With the greatest respect, the Arbitrator cannot agree. As is evident from the broader language of CROA 3043, the Arbitrator expressly rejected the position of the Company, which was that “the crew operating the train from Garneau to Taschereau is only being called upon to perform switching in connection with “their own train” in that cars picked up at RDP yard will be transported to Toronto, via Taschereau, as part of the same train.” It is that proposition which the Arbitrator declined to sustain, for reasons related within CROA 3043. With respect, having regard to the well-established jurisprudence cited above, as well as the past practice of more than thirty years in relation to the movement of cars between Joffre and Montreal, and onwards to Toronto, the Arbitrator has some difficulty appreciating how the Company can assert that the movement of cars from one point inside the switching limits of Montreal to another point for furtherance onward by another road crew can be said to be switching “… in connection with their own train” in the sense contemplated by article 41.1 of the collective agreement.
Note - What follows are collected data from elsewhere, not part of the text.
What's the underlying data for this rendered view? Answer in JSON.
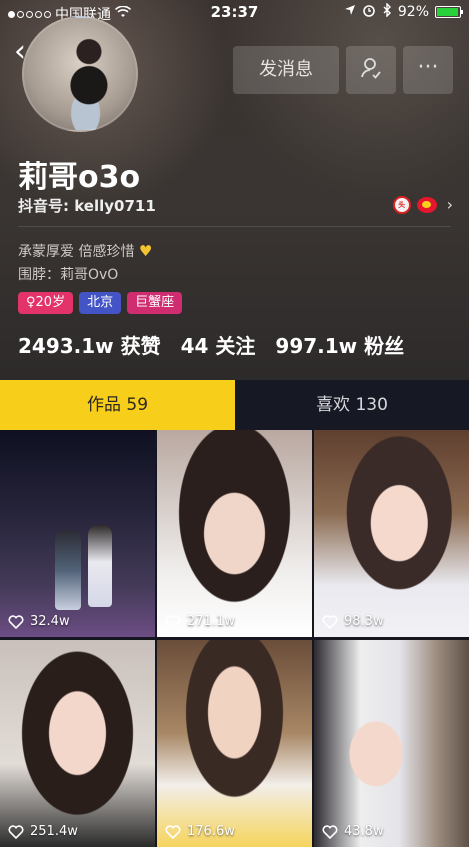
{
  "status_bar": {
    "carrier": "中国联通",
    "time": "23:37",
    "battery": "92%",
    "battery_level": 0.92
  },
  "profile": {
    "nickname": "莉哥o3o",
    "douyin_id": "抖音号: kelly0711",
    "bio": "承蒙厚爱 倍感珍惜",
    "weibo_line": "围脖：莉哥OvO",
    "tags": {
      "age": "♀20岁",
      "city": "北京",
      "zodiac": "巨蟹座"
    },
    "stats": {
      "likes": "2493.1w 获赞",
      "following": "44 关注",
      "followers": "997.1w 粉丝"
    },
    "social_icons": [
      "toutiao-icon",
      "weibo-icon"
    ]
  },
  "actions": {
    "message_label": "发消息",
    "more_label": "···"
  },
  "tabs": {
    "works": "作品 59",
    "likes": "喜欢 130"
  },
  "videos": [
    {
      "likes": "32.4w"
    },
    {
      "likes": "271.1w"
    },
    {
      "likes": "98.3w"
    },
    {
      "likes": "251.4w"
    },
    {
      "likes": "176.6w"
    },
    {
      "likes": "43.8w"
    }
  ],
  "colors": {
    "accent_tab": "#f7ce1a",
    "tag_age": "#e2336b",
    "tag_city": "#4355c6",
    "tag_zodiac": "#cf2d70",
    "battery_green": "#29d23b"
  }
}
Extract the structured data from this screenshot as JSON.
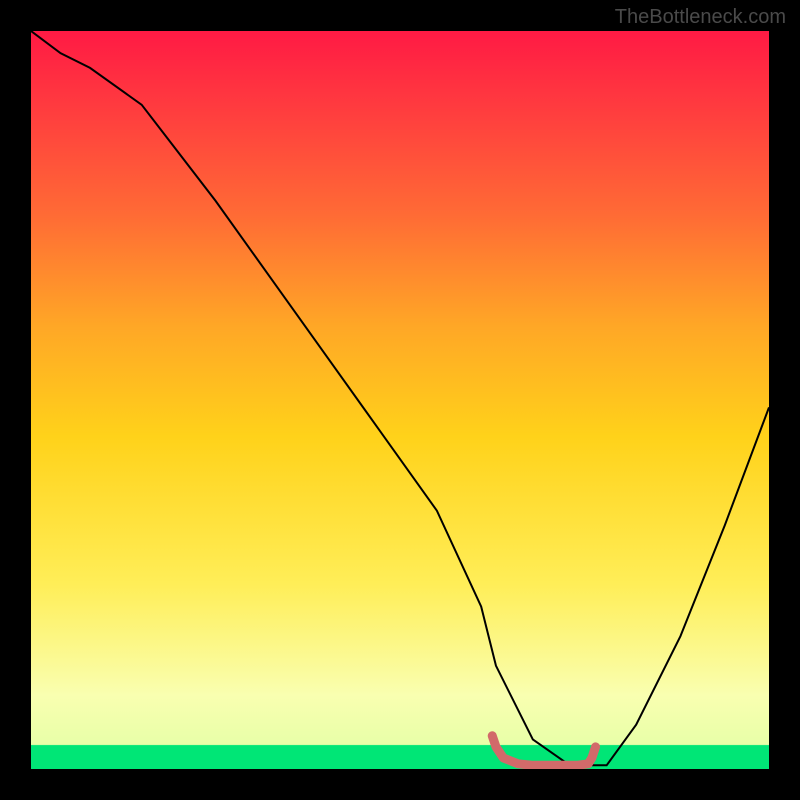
{
  "watermark": "TheBottleneck.com",
  "chart_data": {
    "type": "line",
    "title": "",
    "xlabel": "",
    "ylabel": "",
    "xlim": [
      0,
      100
    ],
    "ylim": [
      0,
      100
    ],
    "grid": false,
    "background_gradient": {
      "stops": [
        {
          "offset": 0.0,
          "color": "#ff1a44"
        },
        {
          "offset": 0.1,
          "color": "#ff3a3f"
        },
        {
          "offset": 0.25,
          "color": "#ff6b35"
        },
        {
          "offset": 0.4,
          "color": "#ffa726"
        },
        {
          "offset": 0.55,
          "color": "#ffd21a"
        },
        {
          "offset": 0.75,
          "color": "#ffee58"
        },
        {
          "offset": 0.9,
          "color": "#f9ffb0"
        },
        {
          "offset": 0.967,
          "color": "#e8ffa8"
        },
        {
          "offset": 0.968,
          "color": "#00e676"
        },
        {
          "offset": 1.0,
          "color": "#00e676"
        }
      ]
    },
    "series": [
      {
        "name": "bottleneck-curve",
        "x": [
          0,
          4,
          8,
          15,
          25,
          35,
          45,
          55,
          61,
          63,
          68,
          73,
          76,
          78,
          82,
          88,
          94,
          100
        ],
        "y": [
          100,
          97,
          95,
          90,
          77,
          63,
          49,
          35,
          22,
          14,
          4,
          0.5,
          0.5,
          0.5,
          6,
          18,
          33,
          49
        ],
        "color": "#000000",
        "width": 2
      },
      {
        "name": "highlight-segment",
        "x": [
          62.5,
          63.0,
          64.0,
          66.0,
          68.0,
          70.0,
          72.0,
          74.0,
          75.5,
          76.0,
          76.5
        ],
        "y": [
          4.5,
          3.0,
          1.5,
          0.7,
          0.5,
          0.5,
          0.5,
          0.5,
          0.7,
          1.5,
          3.0
        ],
        "color": "#d26a6a",
        "width": 9
      }
    ]
  }
}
In the result, the Arbitrator is compelled to conclude that the switching which the grievor was required to do at Belleville was not in relation to his own train. It was not, in other words, switching permissible within the contemplation of article 11.7(d) of the collective agreement. That conclusion does not, in my view, hamper the Company’s ability to operate efficiently. The lift of additional cars which was required could be performed by the outbound crew, as it would properly be switching in relation to their own train, without offending the provisions of article 11.7 of the collective agreement.
For the foregoing reasons the grievance is allowed. The Arbitrator finds and declares that the Company did violate article 11.7(d) of the collective agreement by requiring Conductor Cousins to perform switching at Belleville which was not in relation to his own train. The matter is remitted to the parties for discussion as to the appropriate remedy, while I retain jurisdiction in the event that they are unable to agree.
Dated at Ottawa this 30th day of April 2010.